The most significant board representation, and the most egregious in our opinion, has been that of Cameco Corporation, the world’s largest publically traded uranium company that seems unofficially to have a permanent seat on the Board of Governors.  As a very abbreviated case example of what we consider to be a stunning conflict of interest and the power of corporate links, consider the following case: In the Fall of 2011 the BOG approved the establishment of the Canadian Centre for Nuclear innovation (CCNI) at the University of Saskatchewan.  This was to be supported by a $30-million grant from the Provincial Government plus later additions of $5 million each from GE Hitachi (who recently shifted its Canadian Headquarters to Saskatoon, likely for the purpose of developing modular nuclear reactors in partnership with the U of S) and again from the provincial government.

The Chair of the BOG at the time was Nancy Hopkins, a director of Cameco with over $2,000,000 in Cameco stocks.  Two of the University’s four vice-presidents had vested interests in uranium and nuclear development, and then President Peter MacKinnon had been the guest of Cameco in its northern operations that summer.  CCNI clearly serves research functions for both the uranium and nuclear industries. (For more information on this convoluted set of networked relations see D’Arcy Hande’s “Follow the Yellowcake Road” and examine that article’s links). Finally, recall that according to Canada Revenue Agency’s recent suit, Cameco owes the Canadian and Saskatchewan taxpayers $850,000,000 in back taxes as was reported in the business section of The Globe Mail in May 2013.

U of T President: “We need a more market-driven system.”

University presidents play the same corporate game. Their salaries range anywhere from $275,000 to $1.2 million, and they also serve on corporate boards. While president of the University of Toronto, Robert Prichard was active on the boards of Imasco, Moore Corp., and Onex Corp. As president of UBC, David Strangway, was a member of the boards of BC Gas and MacMillan-Bloedel. And George Ivany, former president of the U of S, was rewarded with membership on the board of Cameco a few days after stepping down. He had been instrumental in persuading the federal government to bring the Canadian Light Source synchrotron to the U of S.   

President Prichard even acclaimed the corporate market as the ruling principle of the Canadian university system: “We need a more market-driven, deregulated, competitive, and differentiated [i.e. product-mandated] system., production of better services to customers.

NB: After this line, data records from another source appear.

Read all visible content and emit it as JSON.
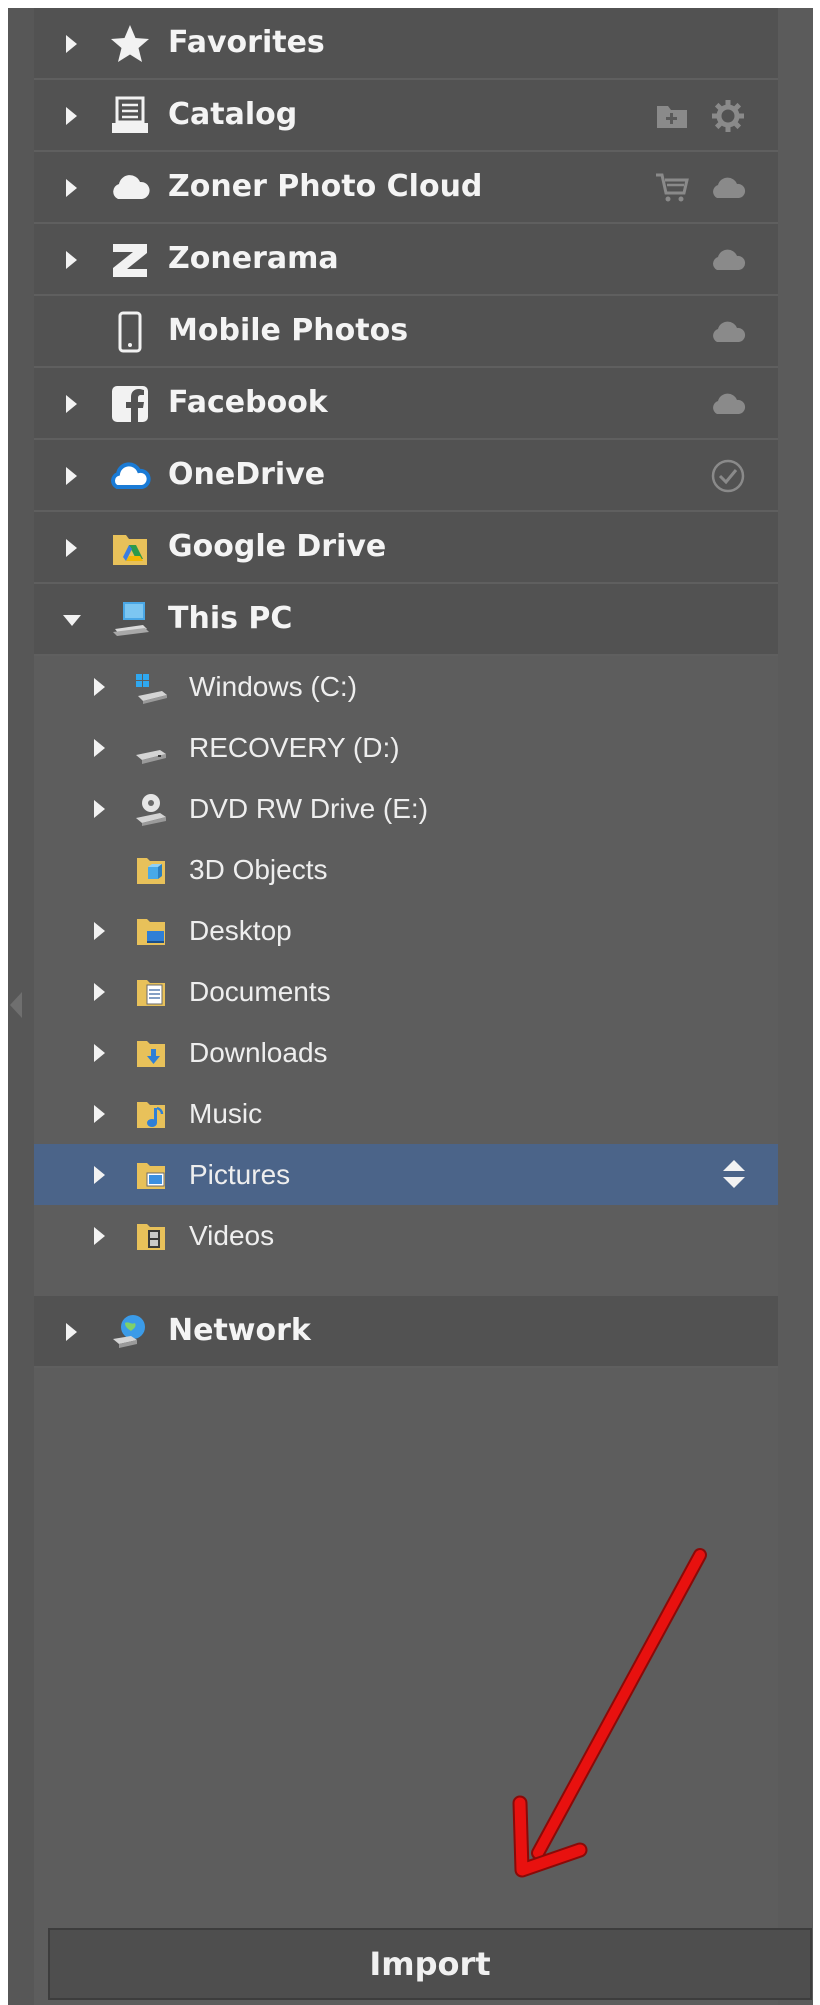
{
  "sections": {
    "favorites": "Favorites",
    "catalog": "Catalog",
    "zoner_cloud": "Zoner Photo Cloud",
    "zonerama": "Zonerama",
    "mobile": "Mobile Photos",
    "facebook": "Facebook",
    "onedrive": "OneDrive",
    "google_drive": "Google Drive",
    "this_pc": "This PC",
    "network": "Network"
  },
  "this_pc_items": {
    "windows_c": "Windows (C:)",
    "recovery_d": "RECOVERY (D:)",
    "dvd_e": "DVD RW Drive (E:)",
    "objects3d": "3D Objects",
    "desktop": "Desktop",
    "documents": "Documents",
    "downloads": "Downloads",
    "music": "Music",
    "pictures": "Pictures",
    "videos": "Videos"
  },
  "selected_item": "Pictures",
  "import_button": "Import",
  "colors": {
    "panel": "#5d5d5d",
    "section_header": "#525252",
    "selected_row": "#4b6489",
    "annotation_arrow": "#e8110f"
  }
}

The market model give (sic) universities more freedom…by allowing administrators to set fees higher and…by aggressively courting private donors.” The logic of the market is revealed in stark terms: universities must deregulate, and they mustcompete, bringing more products to market and providing better services to “customers.”

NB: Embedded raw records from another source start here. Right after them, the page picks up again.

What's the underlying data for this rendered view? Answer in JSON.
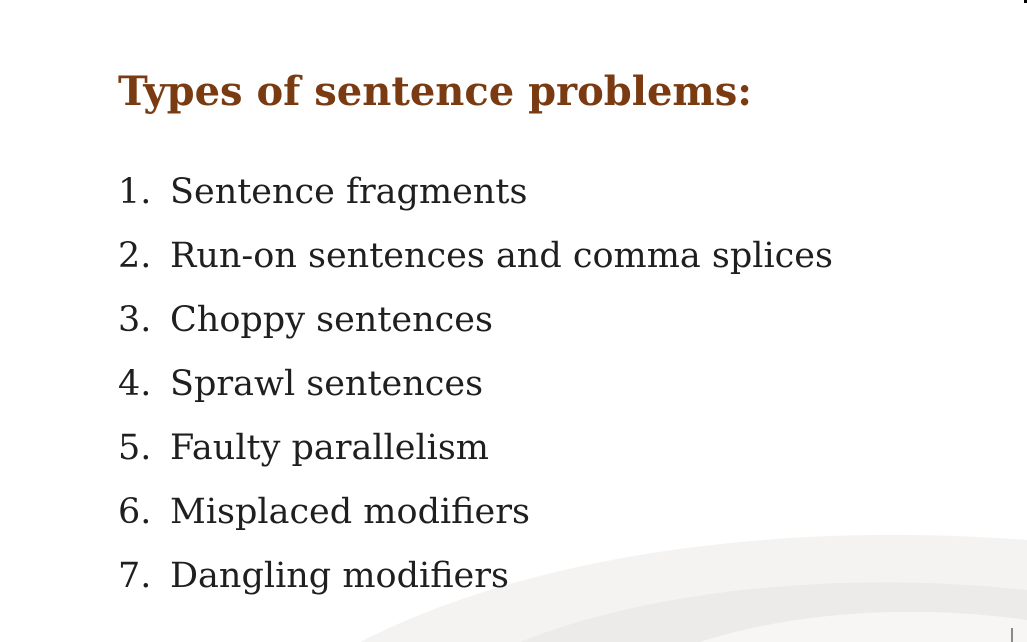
{
  "slide": {
    "title": "Types of sentence problems:",
    "items": [
      {
        "number": "1.",
        "text": "Sentence fragments"
      },
      {
        "number": "2.",
        "text": "Run-on sentences and comma splices"
      },
      {
        "number": "3.",
        "text": "Choppy sentences"
      },
      {
        "number": "4.",
        "text": "Sprawl sentences"
      },
      {
        "number": "5.",
        "text": "Faulty parallelism"
      },
      {
        "number": "6.",
        "text": "Misplaced modifiers"
      },
      {
        "number": "7.",
        "text": "Dangling modifiers"
      }
    ]
  },
  "colors": {
    "title": "#7a3b12",
    "body_text": "#1f1f1f",
    "background": "#ffffff"
  }
}
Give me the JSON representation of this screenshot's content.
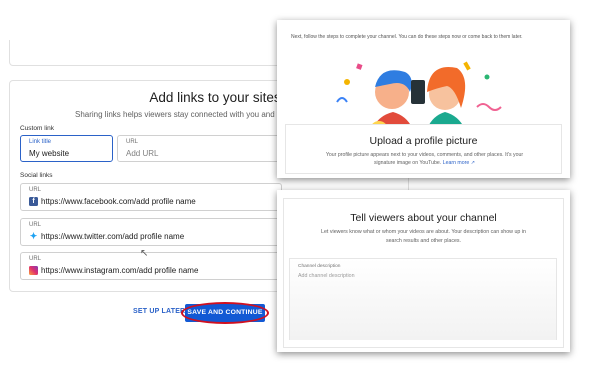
{
  "links_section": {
    "title": "Add links to your sites",
    "subtitle": "Sharing links helps viewers stay connected with you and your la",
    "custom_link_label": "Custom link",
    "link_title_label": "Link title",
    "link_title_value": "My website",
    "url_label": "URL",
    "url_placeholder": "Add URL",
    "social_links_label": "Social links",
    "social": [
      {
        "label": "URL",
        "value": "https://www.facebook.com/add profile name",
        "icon": "facebook-icon"
      },
      {
        "label": "URL",
        "value": "https://www.twitter.com/add profile name",
        "icon": "twitter-icon"
      },
      {
        "label": "URL",
        "value": "https://www.instagram.com/add profile name",
        "icon": "instagram-icon"
      }
    ]
  },
  "actions": {
    "set_up_later": "SET UP LATER",
    "save_continue": "SAVE AND CONTINUE"
  },
  "profile_panel": {
    "intro": "Next, follow the steps to complete your channel. You can do these steps now or come back to them later.",
    "title": "Upload a profile picture",
    "desc": "Your profile picture appears next to your videos, comments, and other places. It's your signature image on YouTube.",
    "learn_more": "Learn more"
  },
  "about_panel": {
    "title": "Tell viewers about your channel",
    "desc": "Let viewers know what or whom your videos are about. Your description can show up in search results and other places.",
    "textarea_label": "Channel description",
    "textarea_placeholder": "Add channel description"
  },
  "colors": {
    "accent": "#1259d4",
    "highlight_ring": "#d01020"
  }
}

Ironically, the discipline of the market is seen as a source of freedom that allows administrators to raise fees and seek funding from the private sector. Once again the fact that higher tuition fees exclude large numbers of students does not compute.  And the erosion of public university education by corporate “donations” does not even register.         

In order to oppose these corporate linkages, we suggest the following measures:

  • Restrict the number of corporate representatives on BOGs to no more than one and prevent presidents from holding directorships on multinational corporations.

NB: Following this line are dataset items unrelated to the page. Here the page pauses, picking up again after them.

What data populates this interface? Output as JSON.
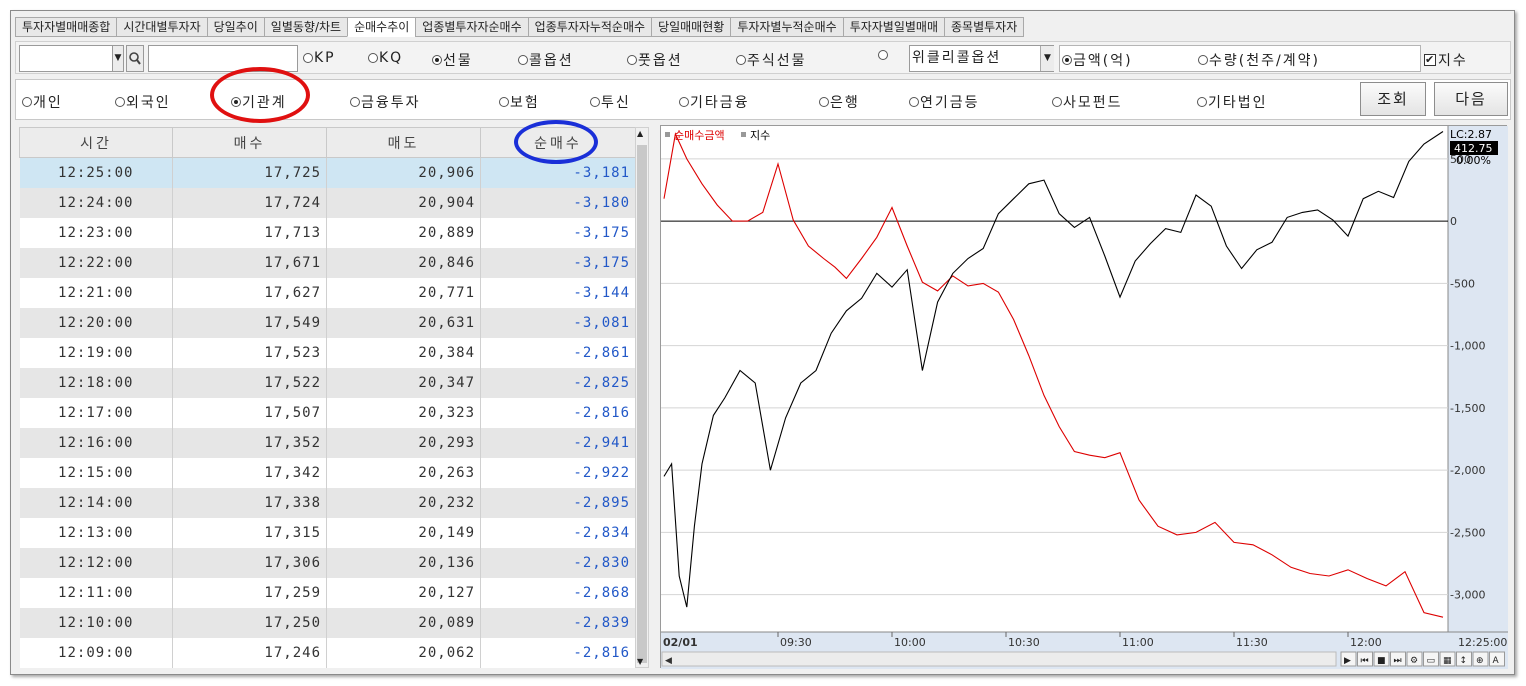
{
  "tabs": [
    "투자자별매매종합",
    "시간대별투자자",
    "당일추이",
    "일별동향/차트",
    "순매수추이",
    "업종별투자자순매수",
    "업종투자자누적순매수",
    "당일매매현황",
    "투자자별누적순매수",
    "투자자별일별매매",
    "종목별투자자"
  ],
  "active_tab": 4,
  "market_options": [
    {
      "label": "KP",
      "selected": false
    },
    {
      "label": "KQ",
      "selected": false
    },
    {
      "label": "선물",
      "selected": true
    },
    {
      "label": "콜옵션",
      "selected": false
    },
    {
      "label": "풋옵션",
      "selected": false
    },
    {
      "label": "주식선물",
      "selected": false
    },
    {
      "label": "",
      "selected": false
    }
  ],
  "weekly_option_value": "위클리콜옵션",
  "unit_options": [
    {
      "label": "금액(억)",
      "selected": true
    },
    {
      "label": "수량(천주/계약)",
      "selected": false
    }
  ],
  "index_checkbox": {
    "label": "지수",
    "checked": true
  },
  "investor_options": [
    {
      "label": "개인",
      "selected": false
    },
    {
      "label": "외국인",
      "selected": false
    },
    {
      "label": "기관계",
      "selected": true
    },
    {
      "label": "금융투자",
      "selected": false
    },
    {
      "label": "보험",
      "selected": false
    },
    {
      "label": "투신",
      "selected": false
    },
    {
      "label": "기타금융",
      "selected": false
    },
    {
      "label": "은행",
      "selected": false
    },
    {
      "label": "연기금등",
      "selected": false
    },
    {
      "label": "사모펀드",
      "selected": false
    },
    {
      "label": "기타법인",
      "selected": false
    }
  ],
  "buttons": {
    "search": "조회",
    "next": "다음"
  },
  "table": {
    "headers": [
      "시간",
      "매수",
      "매도",
      "순매수"
    ],
    "rows": [
      [
        "12:25:00",
        "17,725",
        "20,906",
        "-3,181"
      ],
      [
        "12:24:00",
        "17,724",
        "20,904",
        "-3,180"
      ],
      [
        "12:23:00",
        "17,713",
        "20,889",
        "-3,175"
      ],
      [
        "12:22:00",
        "17,671",
        "20,846",
        "-3,175"
      ],
      [
        "12:21:00",
        "17,627",
        "20,771",
        "-3,144"
      ],
      [
        "12:20:00",
        "17,549",
        "20,631",
        "-3,081"
      ],
      [
        "12:19:00",
        "17,523",
        "20,384",
        "-2,861"
      ],
      [
        "12:18:00",
        "17,522",
        "20,347",
        "-2,825"
      ],
      [
        "12:17:00",
        "17,507",
        "20,323",
        "-2,816"
      ],
      [
        "12:16:00",
        "17,352",
        "20,293",
        "-2,941"
      ],
      [
        "12:15:00",
        "17,342",
        "20,263",
        "-2,922"
      ],
      [
        "12:14:00",
        "17,338",
        "20,232",
        "-2,895"
      ],
      [
        "12:13:00",
        "17,315",
        "20,149",
        "-2,834"
      ],
      [
        "12:12:00",
        "17,306",
        "20,136",
        "-2,830"
      ],
      [
        "12:11:00",
        "17,259",
        "20,127",
        "-2,868"
      ],
      [
        "12:10:00",
        "17,250",
        "20,089",
        "-2,839"
      ],
      [
        "12:09:00",
        "17,246",
        "20,062",
        "-2,816"
      ]
    ]
  },
  "chart_data": {
    "type": "line",
    "legend": [
      "순매수금액",
      "지수"
    ],
    "y_ticks": [
      500,
      0,
      -500,
      -1000,
      -1500,
      -2000,
      -2500,
      -3000
    ],
    "y_tick_labels": [
      "500",
      "0",
      "-500",
      "-1,000",
      "-1,500",
      "-2,000",
      "-2,500",
      "-3,000"
    ],
    "ylim": [
      -3300,
      700
    ],
    "x_ticks": [
      "02/01",
      "09:30",
      "10:00",
      "10:30",
      "11:00",
      "11:30",
      "12:00"
    ],
    "x_end_label": "12:25:00",
    "right_badges": {
      "lc": "LC:2.87",
      "last": "412.75",
      "pct": "0.00%"
    },
    "series": [
      {
        "name": "순매수금액",
        "color": "#dd0000",
        "x_minutes": [
          0,
          3,
          6,
          10,
          14,
          18,
          22,
          26,
          30,
          34,
          38,
          42,
          45,
          48,
          52,
          56,
          60,
          64,
          68,
          72,
          76,
          80,
          84,
          88,
          92,
          96,
          100,
          104,
          108,
          112,
          116,
          120,
          125,
          130,
          135,
          140,
          145,
          150,
          155,
          160,
          165,
          170,
          175,
          180,
          185,
          190,
          195,
          200,
          205
        ],
        "values": [
          180,
          700,
          500,
          300,
          130,
          0,
          0,
          70,
          460,
          10,
          -200,
          -300,
          -370,
          -460,
          -300,
          -130,
          110,
          -200,
          -490,
          -560,
          -440,
          -520,
          -500,
          -570,
          -790,
          -1080,
          -1400,
          -1650,
          -1850,
          -1880,
          -1900,
          -1860,
          -2240,
          -2450,
          -2520,
          -2500,
          -2420,
          -2580,
          -2600,
          -2680,
          -2780,
          -2830,
          -2850,
          -2800,
          -2870,
          -2930,
          -2816,
          -3144,
          -3181
        ]
      },
      {
        "name": "지수",
        "color": "#000000",
        "x_minutes": [
          0,
          2,
          4,
          6,
          8,
          10,
          13,
          16,
          20,
          24,
          28,
          32,
          36,
          40,
          44,
          48,
          52,
          56,
          60,
          64,
          68,
          72,
          76,
          80,
          84,
          88,
          92,
          96,
          100,
          104,
          108,
          112,
          116,
          120,
          124,
          128,
          132,
          136,
          140,
          144,
          148,
          152,
          156,
          160,
          164,
          168,
          172,
          176,
          180,
          184,
          188,
          192,
          196,
          200,
          205
        ],
        "values": [
          -2050,
          -1950,
          -2850,
          -3100,
          -2450,
          -1950,
          -1560,
          -1420,
          -1200,
          -1300,
          -2000,
          -1580,
          -1300,
          -1200,
          -900,
          -720,
          -620,
          -420,
          -530,
          -390,
          -1200,
          -650,
          -420,
          -300,
          -220,
          60,
          180,
          300,
          330,
          60,
          -50,
          30,
          -280,
          -610,
          -320,
          -180,
          -60,
          -90,
          210,
          120,
          -200,
          -380,
          -230,
          -170,
          30,
          70,
          90,
          10,
          -120,
          180,
          240,
          190,
          480,
          620,
          720
        ]
      }
    ]
  }
}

  • Broaden the membership on BOGs to include a cross section of the local population.

  • Ensure that academic decisions are made by faculty by strengthening established collegial procedures.

  • Ensure University Acts prevent presidents from having veto power over tenure or faculty appointments.

  • Strengthen democracy on BOGs by making meetings and minutes open and transparent.

  • Hold BOGs publicly accountable for all financial decisions.

Howard Woodhouse is Professor of Educational Foundations at the University of Saskatchewan and author of Selling Out: Academic Freedom and the Corporate Market (McGill-Queen’s University Press 2009; Alexander (“Sandy”) Ervin is Professor of Anthropology at the University of Saskatchewan and a long time board member of CCPA (Saskatchewan). His most recent book Cultural Transformations and Globalization: Theory, Development, and Social Change is in press with Paradigm (2015).